If I had used random.choice(list(range(len(moves))))
to choose an index into moves
and then used that move,
the final test might have revealed the problem,
but none of my statistical tests detected it,
and that scares me.
Another Example
Another way to fill a grid is called invasion percolation. In pseudo-Python, it works like this—or rather, this code almost does the right thing:
def invasion_percolation(size, depth):
# Create grid of random numbers
grid = Grid(size)
for x in range(size):
for y in range(size):
grid[x, y] = random.randint(0, depth)
# Mark the central cell
x, y = size // 2, size // 2
grid[x, y] = MARKED
# Repeat until the marked region hits the boundary
while (x != 0) and (y != 0) and (x != size - 1) and (y != size - 1):
x, y = find_next_cell(grid)
grid[x, y] = MARKED
# Find the next cell to fill
def find_next_cell(grid):
# Set min_val to Infinity to ensure first cell qualifies
min_x, min_y, min_val = None, None, Infinity
# Check all cells
for x in range(grid.size):
for y in range(grid.size):
# Already filled
if grid[x, y] == MARKED:
continue
# Not adjacent to a marked cell
if not adjacent(grid, x, y):
continue
# We have seen a lower value
if grid[x, y] >= min_val:
continue
# A new winner
min_x, min_y, min_val = x, y, grid[x, y]
# Report results
return min_x, min_y
Did you spot the problem? I didn’t: I used a variation of this code for more than a year before realizing that it is biased toward the (0, 0) corner of the grid.
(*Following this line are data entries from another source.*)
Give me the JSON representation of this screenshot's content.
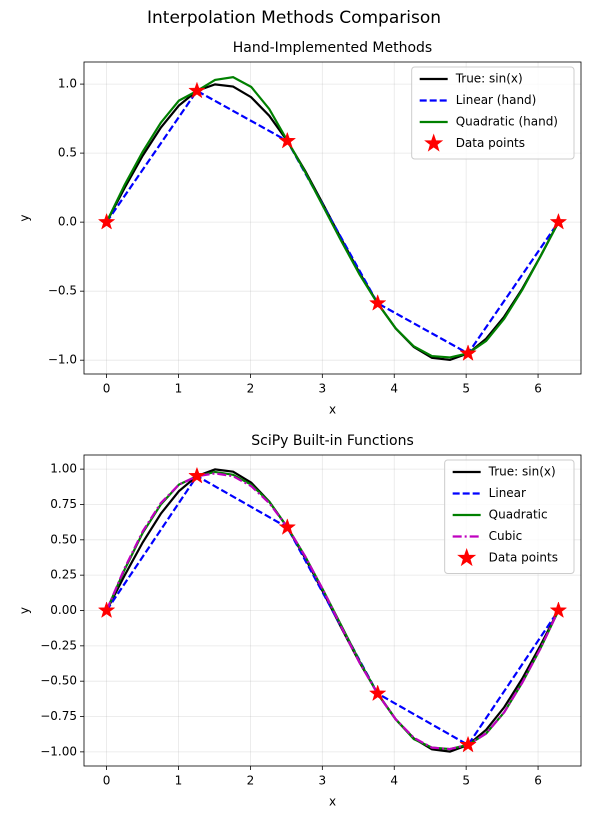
{
  "title": "Interpolation Methods Comparison",
  "chart_data": [
    {
      "type": "line",
      "title": "Hand-Implemented Methods",
      "xlabel": "x",
      "ylabel": "y",
      "xlim": [
        -0.314,
        6.597
      ],
      "ylim": [
        -1.1,
        1.16
      ],
      "xticks": [
        0,
        1,
        2,
        3,
        4,
        5,
        6
      ],
      "yticks": [
        {
          "value": -1,
          "label": "−1.0"
        },
        {
          "value": -0.5,
          "label": "−0.5"
        },
        {
          "value": 0,
          "label": "0.0"
        },
        {
          "value": 0.5,
          "label": "0.5"
        },
        {
          "value": 1,
          "label": "1.0"
        }
      ],
      "grid": true,
      "legend": "upper right",
      "series": [
        {
          "name": "True: sin(x)",
          "color": "#000000",
          "style": "solid",
          "x": [
            0,
            0.2513,
            0.5027,
            0.754,
            1.0053,
            1.2566,
            1.508,
            1.7593,
            2.0106,
            2.2619,
            2.5133,
            2.7646,
            3.0159,
            3.2673,
            3.5186,
            3.7699,
            4.0212,
            4.2726,
            4.5239,
            4.7752,
            5.0265,
            5.2779,
            5.5292,
            5.7805,
            6.0319,
            6.2832
          ],
          "values": [
            0,
            0.2487,
            0.4818,
            0.6845,
            0.8443,
            0.9511,
            0.998,
            0.9823,
            0.9048,
            0.7705,
            0.5878,
            0.3681,
            0.1253,
            -0.1253,
            -0.3681,
            -0.5878,
            -0.7705,
            -0.9048,
            -0.9823,
            -0.998,
            -0.9511,
            -0.8443,
            -0.6845,
            -0.4818,
            -0.2487,
            0
          ]
        },
        {
          "name": "Linear (hand)",
          "color": "#0000ff",
          "style": "dashed",
          "x": [
            0,
            1.2566,
            2.5133,
            3.7699,
            5.0265,
            6.2832
          ],
          "values": [
            0,
            0.9511,
            0.5878,
            -0.5878,
            -0.9511,
            0
          ]
        },
        {
          "name": "Quadratic (hand)",
          "color": "#008000",
          "style": "solid",
          "x": [
            0,
            0.2513,
            0.5027,
            0.754,
            1.0053,
            1.2566,
            1.508,
            1.7593,
            2.0106,
            2.2619,
            2.5133,
            2.7646,
            3.0159,
            3.2673,
            3.5186,
            3.7699,
            4.0212,
            4.2726,
            4.5239,
            4.7752,
            5.0265,
            5.2779,
            5.5292,
            5.7805,
            6.0319,
            6.2832
          ],
          "values": [
            0,
            0.27,
            0.51,
            0.72,
            0.88,
            0.95,
            1.03,
            1.05,
            0.98,
            0.82,
            0.59,
            0.36,
            0.11,
            -0.14,
            -0.38,
            -0.59,
            -0.77,
            -0.9,
            -0.97,
            -0.98,
            -0.95,
            -0.86,
            -0.7,
            -0.49,
            -0.25,
            0
          ]
        },
        {
          "name": "Data points",
          "color": "#ff0000",
          "style": "star",
          "x": [
            0,
            1.2566,
            2.5133,
            3.7699,
            5.0265,
            6.2832
          ],
          "values": [
            0,
            0.9511,
            0.5878,
            -0.5878,
            -0.9511,
            0
          ]
        }
      ]
    },
    {
      "type": "line",
      "title": "SciPy Built-in Functions",
      "xlabel": "x",
      "ylabel": "y",
      "xlim": [
        -0.314,
        6.597
      ],
      "ylim": [
        -1.1,
        1.1
      ],
      "xticks": [
        0,
        1,
        2,
        3,
        4,
        5,
        6
      ],
      "yticks": [
        {
          "value": -1,
          "label": "−1.00"
        },
        {
          "value": -0.75,
          "label": "−0.75"
        },
        {
          "value": -0.5,
          "label": "−0.50"
        },
        {
          "value": -0.25,
          "label": "−0.25"
        },
        {
          "value": 0,
          "label": "0.00"
        },
        {
          "value": 0.25,
          "label": "0.25"
        },
        {
          "value": 0.5,
          "label": "0.50"
        },
        {
          "value": 0.75,
          "label": "0.75"
        },
        {
          "value": 1,
          "label": "1.00"
        }
      ],
      "grid": true,
      "legend": "upper right",
      "series": [
        {
          "name": "True: sin(x)",
          "color": "#000000",
          "style": "solid",
          "x": [
            0,
            0.2513,
            0.5027,
            0.754,
            1.0053,
            1.2566,
            1.508,
            1.7593,
            2.0106,
            2.2619,
            2.5133,
            2.7646,
            3.0159,
            3.2673,
            3.5186,
            3.7699,
            4.0212,
            4.2726,
            4.5239,
            4.7752,
            5.0265,
            5.2779,
            5.5292,
            5.7805,
            6.0319,
            6.2832
          ],
          "values": [
            0,
            0.2487,
            0.4818,
            0.6845,
            0.8443,
            0.9511,
            0.998,
            0.9823,
            0.9048,
            0.7705,
            0.5878,
            0.3681,
            0.1253,
            -0.1253,
            -0.3681,
            -0.5878,
            -0.7705,
            -0.9048,
            -0.9823,
            -0.998,
            -0.9511,
            -0.8443,
            -0.6845,
            -0.4818,
            -0.2487,
            0
          ]
        },
        {
          "name": "Linear",
          "color": "#0000ff",
          "style": "dashed",
          "x": [
            0,
            1.2566,
            2.5133,
            3.7699,
            5.0265,
            6.2832
          ],
          "values": [
            0,
            0.9511,
            0.5878,
            -0.5878,
            -0.9511,
            0
          ]
        },
        {
          "name": "Quadratic",
          "color": "#008000",
          "style": "solid",
          "x": [
            0,
            0.2513,
            0.5027,
            0.754,
            1.0053,
            1.2566,
            1.508,
            1.7593,
            2.0106,
            2.2619,
            2.5133,
            2.7646,
            3.0159,
            3.2673,
            3.5186,
            3.7699,
            4.0212,
            4.2726,
            4.5239,
            4.7752,
            5.0265,
            5.2779,
            5.5292,
            5.7805,
            6.0319,
            6.2832
          ],
          "values": [
            0,
            0.29,
            0.55,
            0.75,
            0.89,
            0.95,
            0.98,
            0.96,
            0.89,
            0.77,
            0.59,
            0.38,
            0.14,
            -0.11,
            -0.36,
            -0.59,
            -0.77,
            -0.91,
            -0.97,
            -0.98,
            -0.95,
            -0.87,
            -0.72,
            -0.51,
            -0.27,
            0
          ]
        },
        {
          "name": "Cubic",
          "color": "#bf00bf",
          "style": "dashdot",
          "x": [
            0,
            0.2513,
            0.5027,
            0.754,
            1.0053,
            1.2566,
            1.508,
            1.7593,
            2.0106,
            2.2619,
            2.5133,
            2.7646,
            3.0159,
            3.2673,
            3.5186,
            3.7699,
            4.0212,
            4.2726,
            4.5239,
            4.7752,
            5.0265,
            5.2779,
            5.5292,
            5.7805,
            6.0319,
            6.2832
          ],
          "values": [
            0,
            0.3,
            0.56,
            0.76,
            0.89,
            0.95,
            0.97,
            0.95,
            0.88,
            0.76,
            0.59,
            0.38,
            0.14,
            -0.12,
            -0.37,
            -0.59,
            -0.77,
            -0.9,
            -0.97,
            -0.98,
            -0.95,
            -0.87,
            -0.72,
            -0.51,
            -0.27,
            0
          ]
        },
        {
          "name": "Data points",
          "color": "#ff0000",
          "style": "star",
          "x": [
            0,
            1.2566,
            2.5133,
            3.7699,
            5.0265,
            6.2832
          ],
          "values": [
            0,
            0.9511,
            0.5878,
            -0.5878,
            -0.9511,
            0
          ]
        }
      ]
    }
  ]
}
To see why, imagine that the entire “random” grid is filled with the value 1. The first cell that the double loop finds that’s adjacent to the already-filled region will always be to the lower left of the filled region, because that will always be the first time the double loop encounters the value 1. Replacing the 1’s with random number in the range 0…depth doesn’t fix this flaw; it just makes it harder to spot.
The solution in this case is to find all the cells that are adjacent to the already-filled region and which are tied for lowest value, then choose one of those at random. My question is, what test(s) could I plausibly have written before I realized my mistake that would have told me my implementation had introduced an unwanted bias?